What the hell am I doing, and more importantly, why the fuck am I doing it? I don't just mean this most recent fascination with topping. I mean all of it. I've been unable to articulate what I'm looking for, but unhappy with a lot of what I've found.
Reading about others' reasons for subbing, in particular, makes me realize that I don't seem to have a reason. I don't do it for my dom's pleasure. Apparently I don't do it for mine, either, since it feels like a stretch to say I enjoy it. It's become a battle, with neither of us giving or receiving the responses we want, and it sucks.
Someone posted the Plato quote, "He who is not a good servant will not be a good master." Sooo, I'm just going to suck at everything, then. Cuz I'm a shitty sub.

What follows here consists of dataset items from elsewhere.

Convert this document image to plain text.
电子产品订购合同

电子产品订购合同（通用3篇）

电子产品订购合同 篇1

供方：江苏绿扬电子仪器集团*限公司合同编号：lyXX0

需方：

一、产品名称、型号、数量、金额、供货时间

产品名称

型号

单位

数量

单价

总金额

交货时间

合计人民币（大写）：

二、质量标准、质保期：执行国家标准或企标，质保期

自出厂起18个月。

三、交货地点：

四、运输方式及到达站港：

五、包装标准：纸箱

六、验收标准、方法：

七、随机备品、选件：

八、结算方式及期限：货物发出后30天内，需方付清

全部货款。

I posted a while back about having discovered the "real thing," the power play dynamic, and that was great while it lasted. But it's gone now. The only energy I seem to have these days is "Fucking fight me!" For any reason and no reason. I don't want a polite exchange and I don't want a game, I want a goddamn war.
I used to battle because I wanted to lose. It was a way of handing over the power. But I don't lose anymore, because I won't stop when a reasonable person should. I will sacrifice anything, including my health and my sanity, to win. And what the fuck do I win? Frustration that I couldn't lose.
If I could read one thing into all of this, it's that I'm harboring a lot of anger. My frustration became bitterness and then resentment, and now I just want to scream and cry and rant and beat things. I can't submit to Aiden because it makes me feel like less of a person. I know in theory that's not what it's about, and I know that's not what he's trying to get out of me, but I've been blinded and I've forgotten all the rest except this ball of rage I've become.